THE way they talk about it, anyone would think the problems engulfing the UK’s A&E departments are completely unsolvable.
Or, alternatively, only solvable by ONE political party.
The fact is that if politicians were not so venal, hypocritical and suffering with collective amnesia, we could solve all the NHS’s problems tomorrow.
Firstly, this government could make it legally enforceable for local councils to provide care beds for elderly people and FUND them.

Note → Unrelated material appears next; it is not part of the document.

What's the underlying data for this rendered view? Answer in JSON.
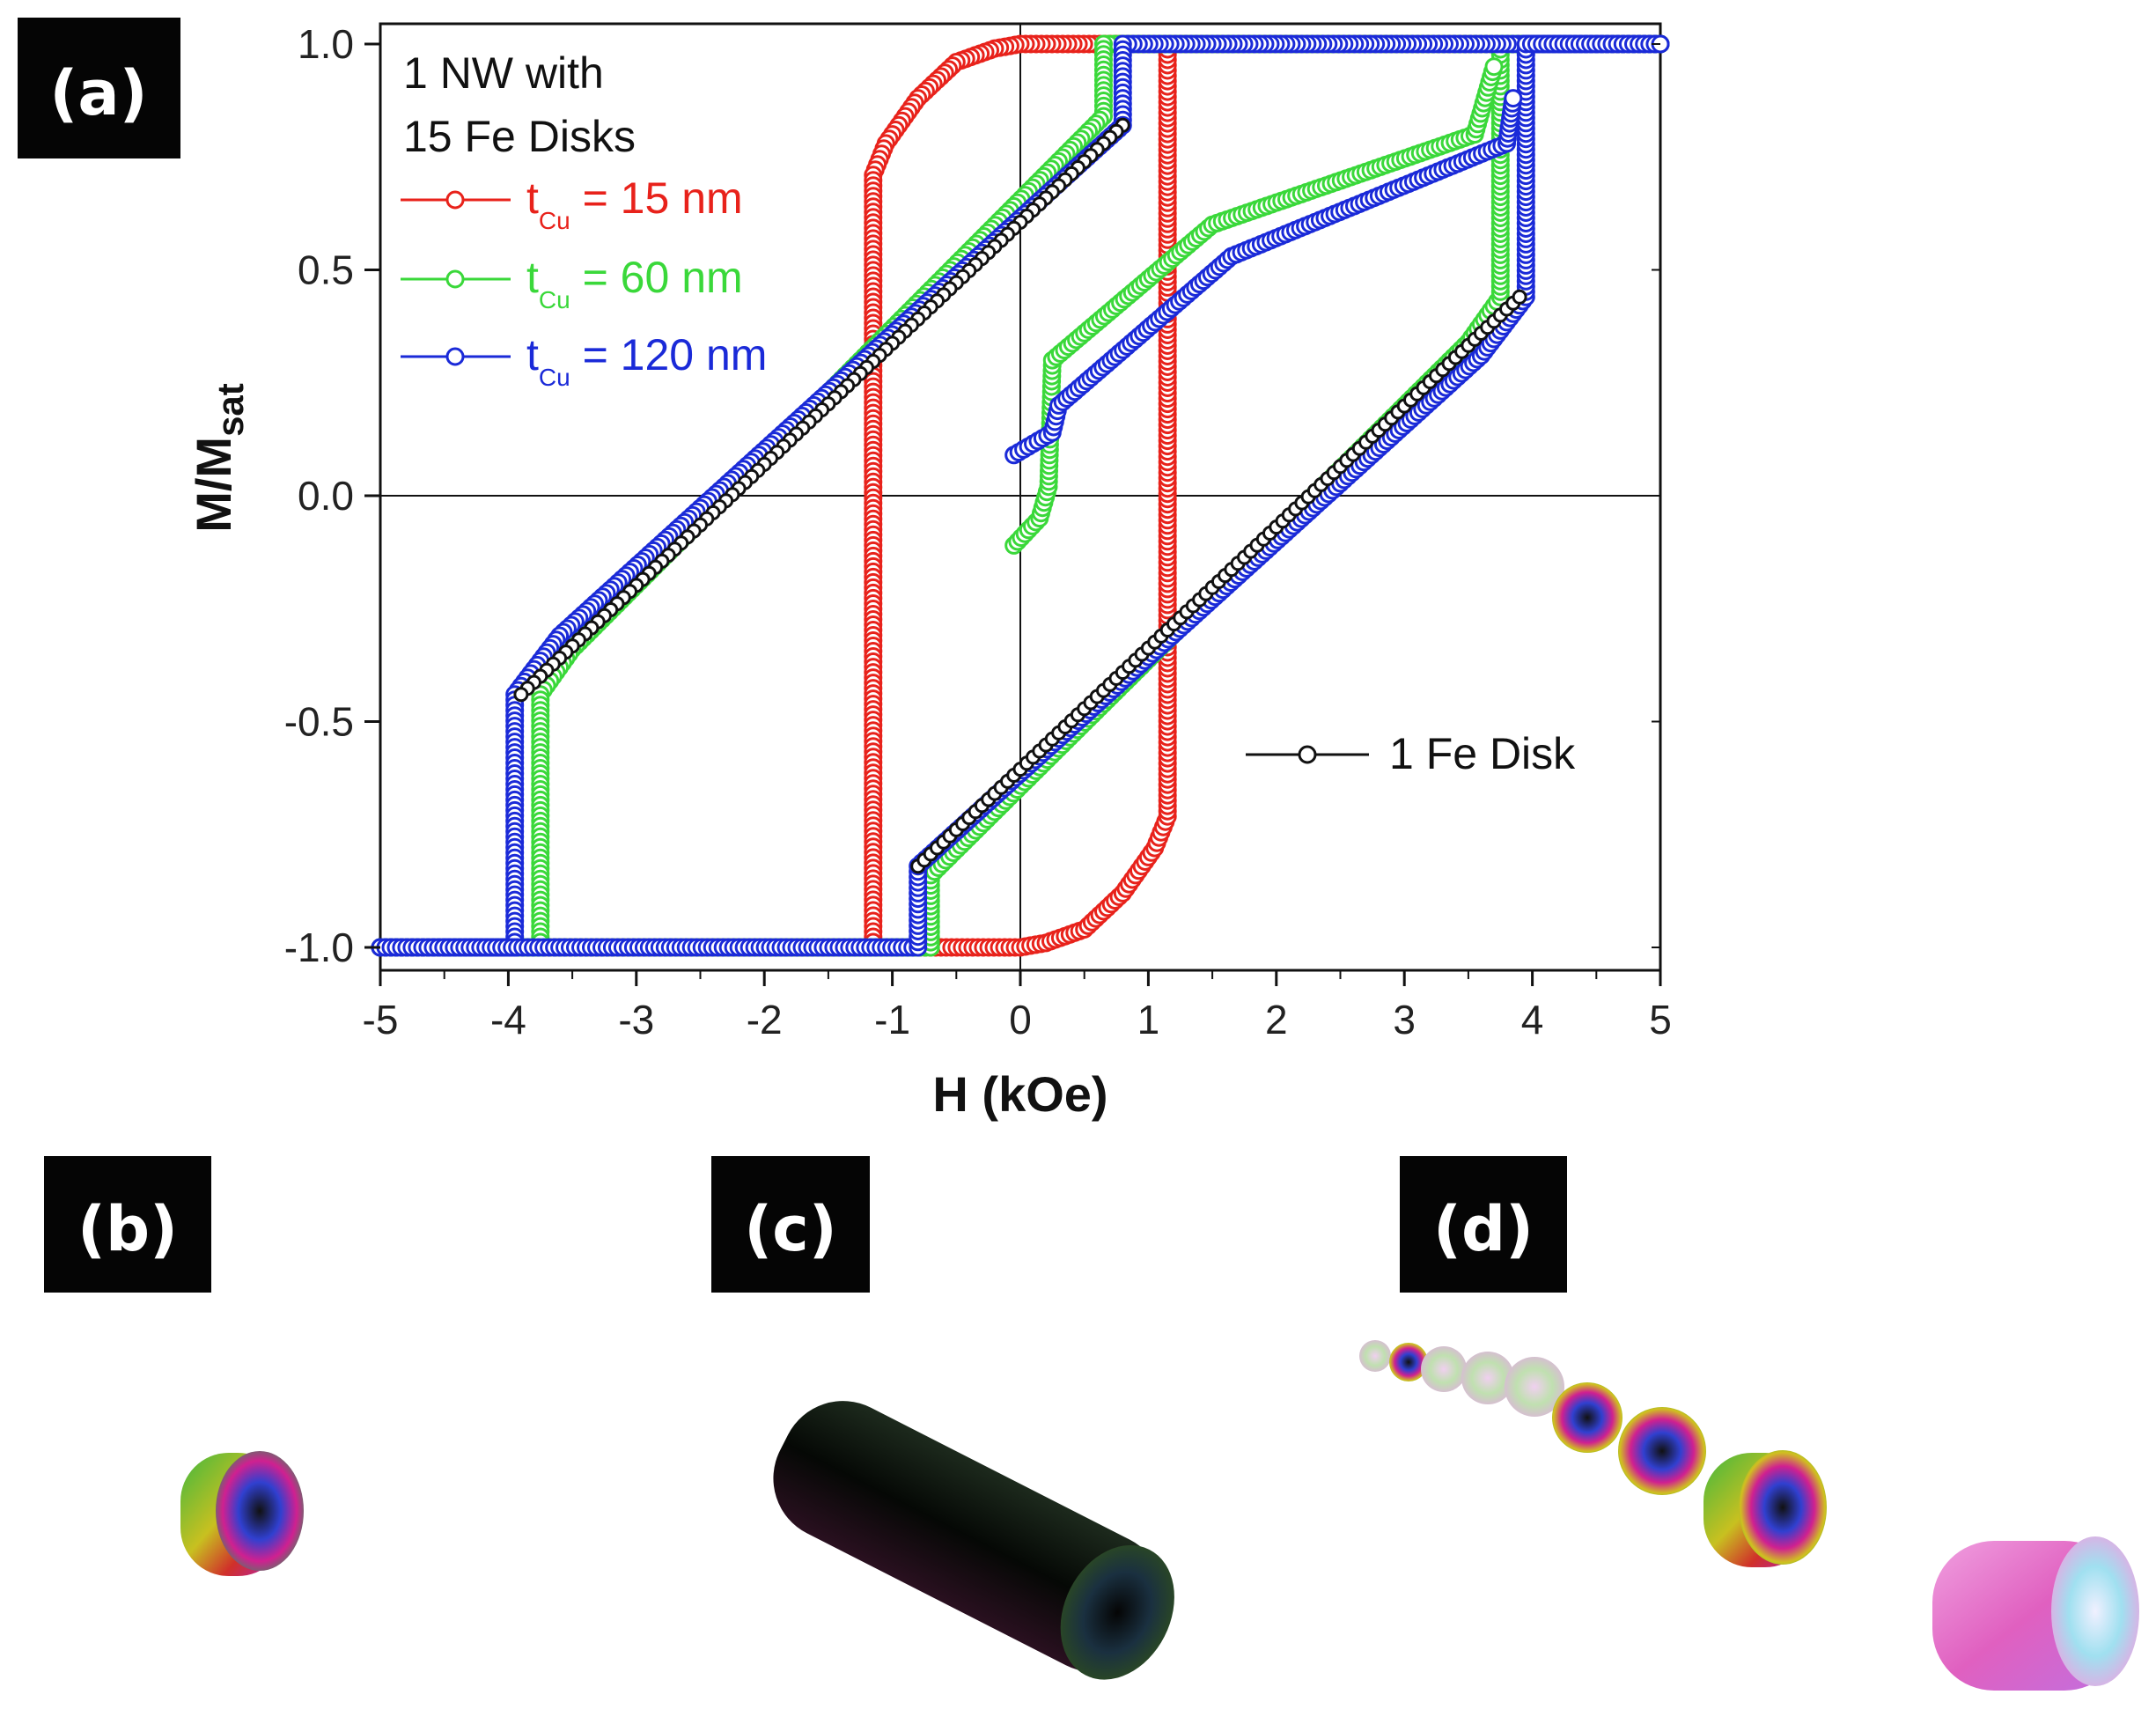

Then they could impose a new GP contract informing doctors they are obliged to work from 7am to 8pm in shifts and to give full cover overnight and at the weekend.

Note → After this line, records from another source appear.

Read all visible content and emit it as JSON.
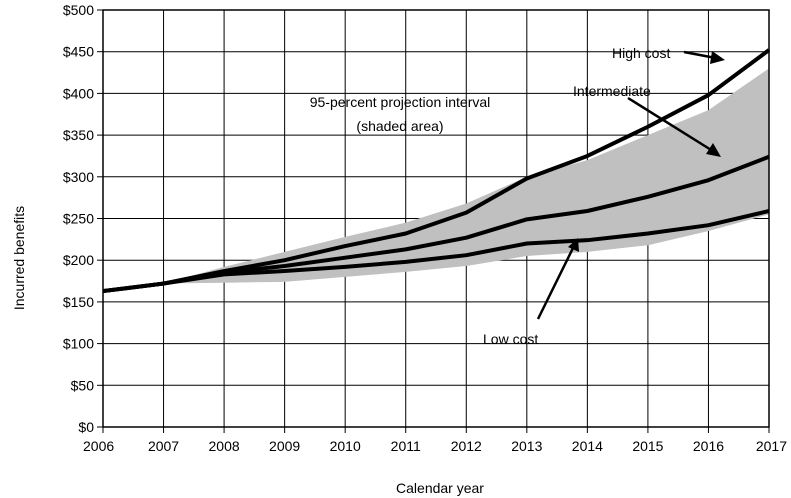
{
  "chart_data": {
    "type": "line",
    "title": "",
    "xlabel": "Calendar year",
    "ylabel": "Incurred benefits",
    "x": [
      2006,
      2007,
      2008,
      2009,
      2010,
      2011,
      2012,
      2013,
      2014,
      2015,
      2016,
      2017
    ],
    "x_tick_labels": [
      "2006",
      "2007",
      "2008",
      "2009",
      "2010",
      "2011",
      "2012",
      "2013",
      "2014",
      "2015",
      "2016",
      "2017"
    ],
    "ylim": [
      0,
      500
    ],
    "y_ticks": [
      0,
      50,
      100,
      150,
      200,
      250,
      300,
      350,
      400,
      450,
      500
    ],
    "y_tick_labels": [
      "$0",
      "$50",
      "$100",
      "$150",
      "$200",
      "$250",
      "$300",
      "$350",
      "$400",
      "$450",
      "$500"
    ],
    "grid": true,
    "band": {
      "lower": [
        163,
        172,
        173,
        174,
        180,
        186,
        193,
        205,
        210,
        218,
        235,
        255
      ],
      "upper": [
        163,
        172,
        192,
        210,
        228,
        245,
        268,
        300,
        320,
        350,
        380,
        430
      ]
    },
    "series": [
      {
        "values": [
          163,
          172,
          187,
          200,
          217,
          232,
          257,
          298,
          325,
          360,
          398,
          452
        ]
      },
      {
        "values": [
          163,
          172,
          185,
          193,
          203,
          213,
          227,
          249,
          259,
          276,
          296,
          324
        ]
      },
      {
        "values": [
          163,
          172,
          183,
          187,
          192,
          198,
          206,
          220,
          224,
          232,
          242,
          259
        ]
      }
    ],
    "annotations": {
      "band_label_line1": "95-percent projection interval",
      "band_label_line2": "(shaded area)",
      "high_cost": "High cost",
      "intermediate": "Intermediate",
      "low_cost": "Low cost"
    }
  }
}
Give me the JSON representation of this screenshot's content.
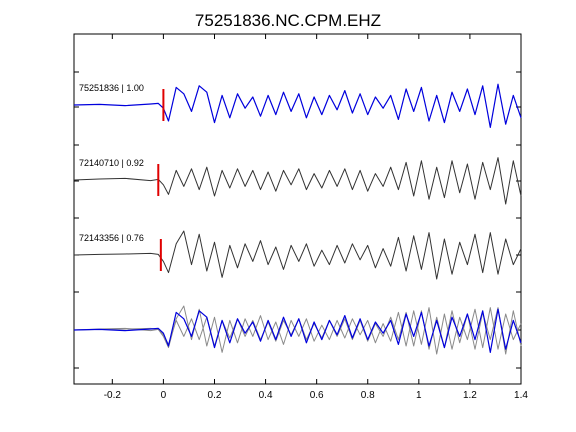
{
  "chart_data": {
    "type": "line",
    "title": "75251836.NC.CPM.EHZ",
    "xlabel": "",
    "ylabel": "",
    "xlim": [
      -0.35,
      1.4
    ],
    "xticks": [
      -0.2,
      0,
      0.2,
      0.4,
      0.6,
      0.8,
      1,
      1.2,
      1.4
    ],
    "xtick_labels": [
      "-0.2",
      "0",
      "0.2",
      "0.4",
      "0.6",
      "0.8",
      "1",
      "1.2",
      "1.4"
    ],
    "grid": false,
    "legend": "none",
    "pick_color": "#e00000",
    "traces": [
      {
        "label": "75251836 | 1.00",
        "color": "#0000dd",
        "pick_time": 0.0,
        "offset": 3,
        "x": [
          -0.35,
          -0.25,
          -0.15,
          -0.05,
          -0.02,
          0.0,
          0.02,
          0.05,
          0.08,
          0.11,
          0.14,
          0.17,
          0.2,
          0.23,
          0.26,
          0.29,
          0.32,
          0.35,
          0.38,
          0.41,
          0.44,
          0.47,
          0.5,
          0.53,
          0.56,
          0.59,
          0.62,
          0.65,
          0.68,
          0.71,
          0.74,
          0.77,
          0.8,
          0.83,
          0.86,
          0.89,
          0.92,
          0.95,
          0.98,
          1.01,
          1.04,
          1.07,
          1.1,
          1.13,
          1.16,
          1.19,
          1.22,
          1.25,
          1.28,
          1.31,
          1.34,
          1.37,
          1.4
        ],
        "y": [
          0,
          0.02,
          -0.02,
          0.03,
          0.05,
          -0.1,
          -0.5,
          0.55,
          0.35,
          -0.2,
          0.6,
          0.4,
          -0.55,
          0.3,
          -0.4,
          0.35,
          -0.1,
          0.25,
          -0.35,
          0.3,
          -0.3,
          0.4,
          -0.2,
          0.35,
          -0.4,
          0.25,
          -0.3,
          0.3,
          -0.15,
          0.45,
          -0.25,
          0.35,
          -0.3,
          0.25,
          -0.1,
          0.3,
          -0.45,
          0.5,
          -0.2,
          0.55,
          -0.5,
          0.3,
          -0.55,
          0.4,
          -0.2,
          0.5,
          -0.3,
          0.6,
          -0.7,
          0.65,
          -0.6,
          0.3,
          -0.4
        ]
      },
      {
        "label": "72140710 | 0.92",
        "color": "#333333",
        "pick_time": -0.02,
        "offset": 2,
        "x": [
          -0.35,
          -0.25,
          -0.15,
          -0.05,
          -0.02,
          0.0,
          0.02,
          0.05,
          0.08,
          0.11,
          0.14,
          0.17,
          0.2,
          0.23,
          0.26,
          0.29,
          0.32,
          0.35,
          0.38,
          0.41,
          0.44,
          0.47,
          0.5,
          0.53,
          0.56,
          0.59,
          0.62,
          0.65,
          0.68,
          0.71,
          0.74,
          0.77,
          0.8,
          0.83,
          0.86,
          0.89,
          0.92,
          0.95,
          0.98,
          1.01,
          1.04,
          1.07,
          1.1,
          1.13,
          1.16,
          1.19,
          1.22,
          1.25,
          1.28,
          1.31,
          1.34,
          1.37,
          1.4
        ],
        "y": [
          0,
          0.03,
          0.05,
          -0.02,
          0.02,
          -0.15,
          -0.45,
          0.3,
          -0.2,
          0.35,
          -0.3,
          0.4,
          -0.5,
          0.3,
          -0.25,
          0.35,
          -0.2,
          0.3,
          -0.3,
          0.25,
          -0.35,
          0.3,
          -0.15,
          0.35,
          -0.3,
          0.2,
          -0.25,
          0.3,
          -0.2,
          0.35,
          -0.3,
          0.3,
          -0.35,
          0.2,
          -0.2,
          0.4,
          -0.3,
          0.55,
          -0.5,
          0.6,
          -0.6,
          0.4,
          -0.55,
          0.6,
          -0.4,
          0.5,
          -0.6,
          0.55,
          -0.3,
          0.7,
          -0.75,
          0.6,
          -0.5
        ]
      },
      {
        "label": "72143356 | 0.76",
        "color": "#333333",
        "pick_time": -0.01,
        "offset": 1,
        "x": [
          -0.35,
          -0.25,
          -0.15,
          -0.05,
          -0.02,
          0.0,
          0.02,
          0.05,
          0.08,
          0.11,
          0.14,
          0.17,
          0.2,
          0.23,
          0.26,
          0.29,
          0.32,
          0.35,
          0.38,
          0.41,
          0.44,
          0.47,
          0.5,
          0.53,
          0.56,
          0.59,
          0.62,
          0.65,
          0.68,
          0.71,
          0.74,
          0.77,
          0.8,
          0.83,
          0.86,
          0.89,
          0.92,
          0.95,
          0.98,
          1.01,
          1.04,
          1.07,
          1.1,
          1.13,
          1.16,
          1.19,
          1.22,
          1.25,
          1.28,
          1.31,
          1.34,
          1.37,
          1.4
        ],
        "y": [
          0,
          0.02,
          0.03,
          0.05,
          0.02,
          -0.2,
          -0.55,
          0.35,
          0.75,
          -0.3,
          0.65,
          -0.5,
          0.4,
          -0.7,
          0.3,
          -0.4,
          0.35,
          -0.2,
          0.45,
          -0.3,
          0.25,
          -0.45,
          0.3,
          -0.2,
          0.35,
          -0.35,
          0.15,
          -0.3,
          0.3,
          -0.25,
          0.35,
          -0.15,
          0.3,
          -0.4,
          0.2,
          -0.35,
          0.55,
          -0.5,
          0.6,
          -0.45,
          0.7,
          -0.75,
          0.5,
          -0.6,
          0.4,
          -0.3,
          0.65,
          -0.55,
          0.7,
          -0.6,
          0.5,
          -0.3,
          0.2
        ]
      }
    ],
    "stack": {
      "offset": 0
    }
  }
}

I can’t see why GPs would mind this, as they received an enormous pay rise in 2004 for effectively doing less work, and government data has revealed that nearly a million people went to A&E last year because they could not get a doctor’s appointment.
Then the government could reverse Britain’s absurd 24-hour drinking laws and set up tents in city centres to deal with the drunks there, letting them sleep it off and fining them £100 on the spot for their trouble.
Finally, they could stop treating A&E as the poor bloody infantry – there to clean up after all the other departments have gone home for tea.
For the first three days this week all we heard was a barrage of bickering over who loves the NHS most and who can look after it best.
Labour may have created the NHS in 1948. But it was Labour who introduced the 2004 GP contract and Labour who allowed 24/7 boozing and with it the culture of entitlement to help and assistance for the terminally trollied.
It was Labour, too, who opened the front door and waved in every single EU resident who fancied coming and living here – leaving us to feed, educate and treat in A&E a possible two million more people.
It’s the Conservatives who refuse to operate their beloved free-market policies when it comes to beefing up the wages and conditions of A&E staff, to reflect their wonky work hours and massive stress, and it’s the Conservatives and their useless Liberal Democrat partners who are guilty of refusing to fund the proper numbers of local authority care beds.
So I don’t want to hear another word from any of them about how THEY know best when the past 20 years have proved anything but.
I don’t know who is going to win this forthcoming election but I DO know that whoever triumphs won’t do anything to help one anxious A&E consultant who doesn’t know where the next bed is coming from, and neither will it assist one tearful nurse left in charge of 20 drunks who should have known better.
I also know – as we all do – that while the people who run this country are a sub-standard shower, the people who staff our A&Es are heroic.